# a question on google's algorithm

 The title is not exactly a disnomer, so pleaes let me explain...

Say I have a large number of 0-1 vectors containing only bits corresponding to 0 or 1. Now given an arbitrary 0-1 vector, I wish to find all the 0-1 vectors that are subsumed by that query bit vector.

For example, given bit vector query as 01100, i wish to find all bit vectors that whose 1st, 4th, 5th bits are also zero, leaving the 2nd, 3rd bits as either 0 or 1.

What I wish to do is to build an index on the bit vectors, so that I could avoid checking each 0-1 vector in sequence. In another word, I hope this index could help me quickly filter away those vectors that guarunteed not to be subsumed by the given 0-1 vector.

I am not sure this is the right place to ask, but the index could be used to solve a search engine problem: the 0-1 vector corresponds to my keywords search (a 0 means that keyword NOT in my query, while a 1 means the keyword is in), and all the webpages corresponds to 0-1 vectors. I wish to find all the webpages that subsumes my query.

If anyone happen to know how Google solves this problem, and it is not confidential, pls let me know, thanks a bunch!!!!
 Say I have a large number of 0-1 vectors containing only bits corresponding to 0 or 1. Now given an arbitrary 0-1 vector, I wish to find all the 0-1 vectors that are subsumed by that query bit vector.

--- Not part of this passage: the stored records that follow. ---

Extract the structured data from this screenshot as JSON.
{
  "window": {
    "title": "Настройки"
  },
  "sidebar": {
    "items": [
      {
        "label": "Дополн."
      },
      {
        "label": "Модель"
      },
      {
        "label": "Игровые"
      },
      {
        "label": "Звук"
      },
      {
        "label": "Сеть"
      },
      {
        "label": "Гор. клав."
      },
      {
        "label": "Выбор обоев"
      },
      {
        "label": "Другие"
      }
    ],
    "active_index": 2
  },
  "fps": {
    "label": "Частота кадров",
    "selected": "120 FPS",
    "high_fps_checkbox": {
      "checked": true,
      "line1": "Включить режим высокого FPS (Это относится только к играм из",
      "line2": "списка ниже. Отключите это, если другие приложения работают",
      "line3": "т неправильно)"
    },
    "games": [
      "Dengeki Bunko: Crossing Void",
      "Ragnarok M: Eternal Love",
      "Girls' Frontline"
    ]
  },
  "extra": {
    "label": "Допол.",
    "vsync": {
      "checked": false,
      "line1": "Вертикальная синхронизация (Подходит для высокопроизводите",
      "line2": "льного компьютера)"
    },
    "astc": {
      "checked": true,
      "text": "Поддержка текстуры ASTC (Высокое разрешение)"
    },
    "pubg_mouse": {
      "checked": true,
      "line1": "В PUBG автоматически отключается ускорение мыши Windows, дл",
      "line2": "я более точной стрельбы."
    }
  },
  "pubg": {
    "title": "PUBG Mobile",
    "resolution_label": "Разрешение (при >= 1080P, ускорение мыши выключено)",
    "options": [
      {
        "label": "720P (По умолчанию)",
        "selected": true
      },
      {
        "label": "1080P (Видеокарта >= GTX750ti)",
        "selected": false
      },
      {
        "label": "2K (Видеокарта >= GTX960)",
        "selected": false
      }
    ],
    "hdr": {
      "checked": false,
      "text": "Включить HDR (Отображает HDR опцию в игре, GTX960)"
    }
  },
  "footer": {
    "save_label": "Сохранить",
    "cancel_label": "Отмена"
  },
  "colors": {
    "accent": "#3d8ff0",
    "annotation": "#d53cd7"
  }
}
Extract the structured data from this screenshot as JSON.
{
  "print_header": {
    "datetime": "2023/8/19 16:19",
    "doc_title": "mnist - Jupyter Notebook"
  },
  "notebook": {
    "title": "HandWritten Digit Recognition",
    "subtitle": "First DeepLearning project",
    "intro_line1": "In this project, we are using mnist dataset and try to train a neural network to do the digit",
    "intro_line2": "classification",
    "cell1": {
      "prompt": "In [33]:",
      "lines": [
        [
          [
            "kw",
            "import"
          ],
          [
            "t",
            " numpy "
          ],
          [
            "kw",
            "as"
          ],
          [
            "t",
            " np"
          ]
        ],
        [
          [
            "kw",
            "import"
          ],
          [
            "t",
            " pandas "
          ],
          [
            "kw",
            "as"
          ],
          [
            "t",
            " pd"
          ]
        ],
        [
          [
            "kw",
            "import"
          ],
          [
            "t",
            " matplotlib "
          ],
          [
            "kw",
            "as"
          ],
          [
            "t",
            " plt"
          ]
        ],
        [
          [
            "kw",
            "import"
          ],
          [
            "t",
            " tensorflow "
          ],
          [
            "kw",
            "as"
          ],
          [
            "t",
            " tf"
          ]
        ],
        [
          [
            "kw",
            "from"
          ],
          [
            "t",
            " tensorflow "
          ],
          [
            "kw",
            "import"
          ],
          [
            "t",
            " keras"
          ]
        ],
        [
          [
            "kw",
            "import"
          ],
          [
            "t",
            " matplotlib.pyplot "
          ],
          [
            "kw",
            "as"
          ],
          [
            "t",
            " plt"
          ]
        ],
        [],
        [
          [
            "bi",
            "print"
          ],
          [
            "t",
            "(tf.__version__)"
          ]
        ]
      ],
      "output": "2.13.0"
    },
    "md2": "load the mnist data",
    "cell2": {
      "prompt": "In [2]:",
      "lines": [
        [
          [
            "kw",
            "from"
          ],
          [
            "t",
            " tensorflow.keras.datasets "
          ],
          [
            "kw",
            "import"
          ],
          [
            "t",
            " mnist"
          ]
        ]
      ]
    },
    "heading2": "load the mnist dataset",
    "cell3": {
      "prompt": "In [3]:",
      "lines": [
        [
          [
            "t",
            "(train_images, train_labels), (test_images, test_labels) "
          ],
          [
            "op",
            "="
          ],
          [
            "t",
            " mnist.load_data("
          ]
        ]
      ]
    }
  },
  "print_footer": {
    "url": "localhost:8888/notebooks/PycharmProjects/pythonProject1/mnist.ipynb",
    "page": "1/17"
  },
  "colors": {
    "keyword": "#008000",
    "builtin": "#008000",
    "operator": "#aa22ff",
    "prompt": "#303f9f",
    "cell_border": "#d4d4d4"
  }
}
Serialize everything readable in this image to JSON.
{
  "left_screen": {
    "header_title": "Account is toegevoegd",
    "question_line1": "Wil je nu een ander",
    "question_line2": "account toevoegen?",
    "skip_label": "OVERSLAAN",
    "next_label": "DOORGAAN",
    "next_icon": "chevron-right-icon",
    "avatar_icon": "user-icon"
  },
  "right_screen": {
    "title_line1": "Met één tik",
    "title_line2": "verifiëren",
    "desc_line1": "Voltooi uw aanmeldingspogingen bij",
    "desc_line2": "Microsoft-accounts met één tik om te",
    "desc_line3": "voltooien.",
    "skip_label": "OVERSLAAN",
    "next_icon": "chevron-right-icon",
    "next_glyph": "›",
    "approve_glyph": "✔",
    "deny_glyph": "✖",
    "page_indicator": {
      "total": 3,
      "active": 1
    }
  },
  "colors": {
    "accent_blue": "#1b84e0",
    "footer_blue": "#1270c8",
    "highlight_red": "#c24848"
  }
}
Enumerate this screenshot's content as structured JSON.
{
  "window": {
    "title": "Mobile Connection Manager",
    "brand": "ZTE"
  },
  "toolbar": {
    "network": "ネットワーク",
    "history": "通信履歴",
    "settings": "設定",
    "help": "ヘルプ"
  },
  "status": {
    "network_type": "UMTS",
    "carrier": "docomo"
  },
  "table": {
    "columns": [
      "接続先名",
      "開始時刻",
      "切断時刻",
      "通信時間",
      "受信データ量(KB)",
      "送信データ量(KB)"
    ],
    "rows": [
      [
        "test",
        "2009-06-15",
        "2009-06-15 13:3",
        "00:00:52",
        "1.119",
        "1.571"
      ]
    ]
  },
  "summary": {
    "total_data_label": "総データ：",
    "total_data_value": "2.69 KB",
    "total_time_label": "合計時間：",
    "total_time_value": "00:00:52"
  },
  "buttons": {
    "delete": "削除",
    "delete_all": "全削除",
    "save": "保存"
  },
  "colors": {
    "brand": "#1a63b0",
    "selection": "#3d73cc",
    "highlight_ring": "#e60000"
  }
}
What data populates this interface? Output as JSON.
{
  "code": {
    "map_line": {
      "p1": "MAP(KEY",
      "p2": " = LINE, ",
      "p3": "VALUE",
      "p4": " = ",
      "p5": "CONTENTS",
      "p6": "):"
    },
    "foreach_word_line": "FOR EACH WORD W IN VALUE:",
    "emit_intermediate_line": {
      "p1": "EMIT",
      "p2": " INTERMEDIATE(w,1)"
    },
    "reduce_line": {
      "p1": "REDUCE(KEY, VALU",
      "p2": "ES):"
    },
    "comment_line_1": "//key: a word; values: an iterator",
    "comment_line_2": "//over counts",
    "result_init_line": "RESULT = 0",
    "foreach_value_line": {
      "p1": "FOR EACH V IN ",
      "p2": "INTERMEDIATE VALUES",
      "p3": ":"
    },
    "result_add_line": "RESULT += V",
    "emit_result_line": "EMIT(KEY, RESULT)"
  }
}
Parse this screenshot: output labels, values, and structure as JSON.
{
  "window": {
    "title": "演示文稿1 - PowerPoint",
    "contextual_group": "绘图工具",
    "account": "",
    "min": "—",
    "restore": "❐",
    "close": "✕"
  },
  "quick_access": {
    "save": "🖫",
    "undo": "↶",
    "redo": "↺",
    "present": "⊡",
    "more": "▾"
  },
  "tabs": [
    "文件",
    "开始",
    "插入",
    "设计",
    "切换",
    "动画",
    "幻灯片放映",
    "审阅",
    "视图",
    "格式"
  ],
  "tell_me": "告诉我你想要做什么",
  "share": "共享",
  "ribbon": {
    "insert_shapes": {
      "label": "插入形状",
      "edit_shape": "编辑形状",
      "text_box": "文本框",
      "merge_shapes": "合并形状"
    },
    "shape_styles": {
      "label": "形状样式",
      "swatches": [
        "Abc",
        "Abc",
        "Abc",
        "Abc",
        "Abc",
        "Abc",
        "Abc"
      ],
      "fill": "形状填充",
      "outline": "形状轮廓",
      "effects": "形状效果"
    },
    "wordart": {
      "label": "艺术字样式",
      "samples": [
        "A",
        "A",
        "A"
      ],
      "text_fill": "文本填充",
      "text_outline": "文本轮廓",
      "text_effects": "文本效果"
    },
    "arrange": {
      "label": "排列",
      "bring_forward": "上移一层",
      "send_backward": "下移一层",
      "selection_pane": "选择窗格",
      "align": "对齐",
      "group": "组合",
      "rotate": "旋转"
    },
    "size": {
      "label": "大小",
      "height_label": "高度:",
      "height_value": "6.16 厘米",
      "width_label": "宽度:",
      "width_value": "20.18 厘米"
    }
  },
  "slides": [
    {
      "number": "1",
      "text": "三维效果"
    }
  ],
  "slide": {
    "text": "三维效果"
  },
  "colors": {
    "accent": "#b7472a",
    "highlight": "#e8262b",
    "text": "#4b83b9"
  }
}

For example, given bit vector query as 01100, i wish to find all bit vectors that whose 1st, 4th, 5th bits are also zero, leaving the 2nd, 3rd bits as either 0 or 1.

Assuming your bit-vectors were stored in an integer type, you could use a comparison like this:

if ((bit_vector | pattern) == pattern)
// found
else
// not found

If you need to store larger bit-vectors than will fit in any integer type (only 32 are guaranteed), you can look at std::bit_vector and/or std::vector. IIRC, bit_vector supports boolean operations directly, but for vector

 Assuming your bit-vectors were stored in an integer type, you could use a comparison like this:

if ((bit_vector | pattern) == pattern)
// found
else
// not found

If you need to store larger bit-vectors than will fit in any integer type (only 32 are guaranteed), you can look at std::bit_vector and/or std::vector. IIRC, bit_vector supports boolean operations directly, but for vector you'll probably need to write your own.